Dr Emma Jackson, seagrass ecologist at CQUniversity talks marine biosecurity with Minister for Agriculture and Water Resources David Littleproud and Member for Flynn, Ken O’Dowd.

Minister for Agriculture David Littleproud visited Gladstone on July 13 to discuss the government’s Marine Pest Plan and $313 million budget to strengthen Australia’s biosecurity.

The program works to ensure the future of Australia’s $60 billion agricultural industries, $3 billion fisheries sector and unique marine tourism, including the Great Barrier Reef and is looking at different ways pests make it to our shores, such as in ballast water from ships.

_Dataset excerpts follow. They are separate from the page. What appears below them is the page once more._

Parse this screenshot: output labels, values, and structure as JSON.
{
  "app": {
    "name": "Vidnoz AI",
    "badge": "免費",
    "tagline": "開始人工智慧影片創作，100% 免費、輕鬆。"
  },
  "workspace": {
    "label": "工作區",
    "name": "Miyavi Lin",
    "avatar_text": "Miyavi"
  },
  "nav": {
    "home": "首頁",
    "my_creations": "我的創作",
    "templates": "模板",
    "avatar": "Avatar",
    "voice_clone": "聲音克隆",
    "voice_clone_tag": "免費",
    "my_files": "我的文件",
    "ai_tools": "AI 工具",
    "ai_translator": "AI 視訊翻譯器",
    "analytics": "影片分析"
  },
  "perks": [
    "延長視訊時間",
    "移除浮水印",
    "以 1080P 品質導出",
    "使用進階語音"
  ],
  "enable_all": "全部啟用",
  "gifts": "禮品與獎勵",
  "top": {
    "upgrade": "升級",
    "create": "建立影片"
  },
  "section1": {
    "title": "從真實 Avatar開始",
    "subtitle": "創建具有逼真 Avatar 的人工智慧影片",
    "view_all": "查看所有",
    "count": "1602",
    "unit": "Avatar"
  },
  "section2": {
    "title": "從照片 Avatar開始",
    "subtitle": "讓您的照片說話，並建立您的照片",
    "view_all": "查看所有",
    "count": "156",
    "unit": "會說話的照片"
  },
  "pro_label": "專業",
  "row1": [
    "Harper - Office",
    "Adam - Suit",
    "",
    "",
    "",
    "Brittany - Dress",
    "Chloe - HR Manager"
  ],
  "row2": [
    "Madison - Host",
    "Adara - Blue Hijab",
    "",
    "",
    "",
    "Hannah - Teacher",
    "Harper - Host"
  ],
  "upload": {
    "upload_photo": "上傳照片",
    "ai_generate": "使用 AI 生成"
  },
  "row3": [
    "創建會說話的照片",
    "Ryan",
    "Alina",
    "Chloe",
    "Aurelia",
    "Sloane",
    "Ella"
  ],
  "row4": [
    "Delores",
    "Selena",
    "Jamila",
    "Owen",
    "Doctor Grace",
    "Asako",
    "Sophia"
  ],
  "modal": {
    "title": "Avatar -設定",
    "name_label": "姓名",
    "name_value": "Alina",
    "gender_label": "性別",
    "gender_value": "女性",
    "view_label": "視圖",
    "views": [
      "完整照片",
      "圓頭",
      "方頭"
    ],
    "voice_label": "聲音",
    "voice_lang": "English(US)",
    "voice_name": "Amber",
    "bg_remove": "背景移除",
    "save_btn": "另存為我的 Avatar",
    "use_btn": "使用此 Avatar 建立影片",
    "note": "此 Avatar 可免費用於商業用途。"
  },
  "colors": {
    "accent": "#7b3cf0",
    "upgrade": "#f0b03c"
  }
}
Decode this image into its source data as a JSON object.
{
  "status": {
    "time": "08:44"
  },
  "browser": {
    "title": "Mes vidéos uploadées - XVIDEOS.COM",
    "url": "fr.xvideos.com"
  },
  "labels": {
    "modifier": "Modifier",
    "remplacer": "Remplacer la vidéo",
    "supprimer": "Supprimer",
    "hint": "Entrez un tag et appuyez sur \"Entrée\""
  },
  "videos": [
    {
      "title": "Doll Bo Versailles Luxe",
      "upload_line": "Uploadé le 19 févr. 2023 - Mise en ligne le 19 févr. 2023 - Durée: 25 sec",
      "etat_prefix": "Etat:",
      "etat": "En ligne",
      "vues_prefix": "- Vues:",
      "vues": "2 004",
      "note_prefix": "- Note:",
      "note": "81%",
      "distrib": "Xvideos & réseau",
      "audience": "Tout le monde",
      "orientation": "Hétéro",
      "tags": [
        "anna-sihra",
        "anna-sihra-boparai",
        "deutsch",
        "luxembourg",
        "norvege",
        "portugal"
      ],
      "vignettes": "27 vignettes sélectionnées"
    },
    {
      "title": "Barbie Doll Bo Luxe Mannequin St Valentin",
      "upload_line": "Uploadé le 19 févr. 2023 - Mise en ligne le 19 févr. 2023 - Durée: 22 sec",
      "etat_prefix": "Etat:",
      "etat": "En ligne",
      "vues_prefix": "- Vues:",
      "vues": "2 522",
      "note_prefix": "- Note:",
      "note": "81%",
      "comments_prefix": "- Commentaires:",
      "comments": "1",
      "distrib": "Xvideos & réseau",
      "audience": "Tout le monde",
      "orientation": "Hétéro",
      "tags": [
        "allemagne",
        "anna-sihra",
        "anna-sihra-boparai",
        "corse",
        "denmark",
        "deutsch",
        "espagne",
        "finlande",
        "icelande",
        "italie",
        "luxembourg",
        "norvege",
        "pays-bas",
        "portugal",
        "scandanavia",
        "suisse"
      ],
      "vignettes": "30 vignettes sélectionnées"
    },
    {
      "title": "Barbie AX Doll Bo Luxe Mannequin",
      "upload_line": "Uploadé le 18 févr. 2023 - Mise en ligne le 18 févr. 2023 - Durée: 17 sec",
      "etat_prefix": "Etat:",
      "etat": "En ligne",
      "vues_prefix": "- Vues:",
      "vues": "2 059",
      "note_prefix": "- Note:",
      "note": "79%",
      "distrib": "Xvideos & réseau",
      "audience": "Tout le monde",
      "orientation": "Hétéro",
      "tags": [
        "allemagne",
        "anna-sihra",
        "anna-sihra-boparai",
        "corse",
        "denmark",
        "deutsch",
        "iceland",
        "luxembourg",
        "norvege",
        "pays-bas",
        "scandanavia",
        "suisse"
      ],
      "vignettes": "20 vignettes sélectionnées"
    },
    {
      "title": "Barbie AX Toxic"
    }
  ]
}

Speaking from Central Queensland University (CQU) Mr Littleproud and Member for Flynn Ken O’Dowd, said working with industry and other experts was a key part of strengthening pest and disease defences.

“Exotic underwater pests we want to keep out include the invasive Asian green mussel that can heavily foul man-made structures in ports after arriving by boat, as well as out-competing native species.”

“Marine pests are great hitchhikers and can get into Australia by catching a ride on ships or other vessels coming into Australia, big or small,” Mr Littleproud said.

CQU holds the second largest marine sample collection in Australia which is used to see changes in the marine environment and monitor pest incursions.

The minister said expenditure would include $25.2 million in smart new technology, including potential use of underwater drones to check for pests on the underside of ships as well as $35 million in contingency funding for use in the event of a major incursion or marine biosecurity crisis.

“In 2015-16 alone the Port of Gladstone received 1,800 vessels. With exports on the rise, we must innovate to protect our marine environment from exotic pests.”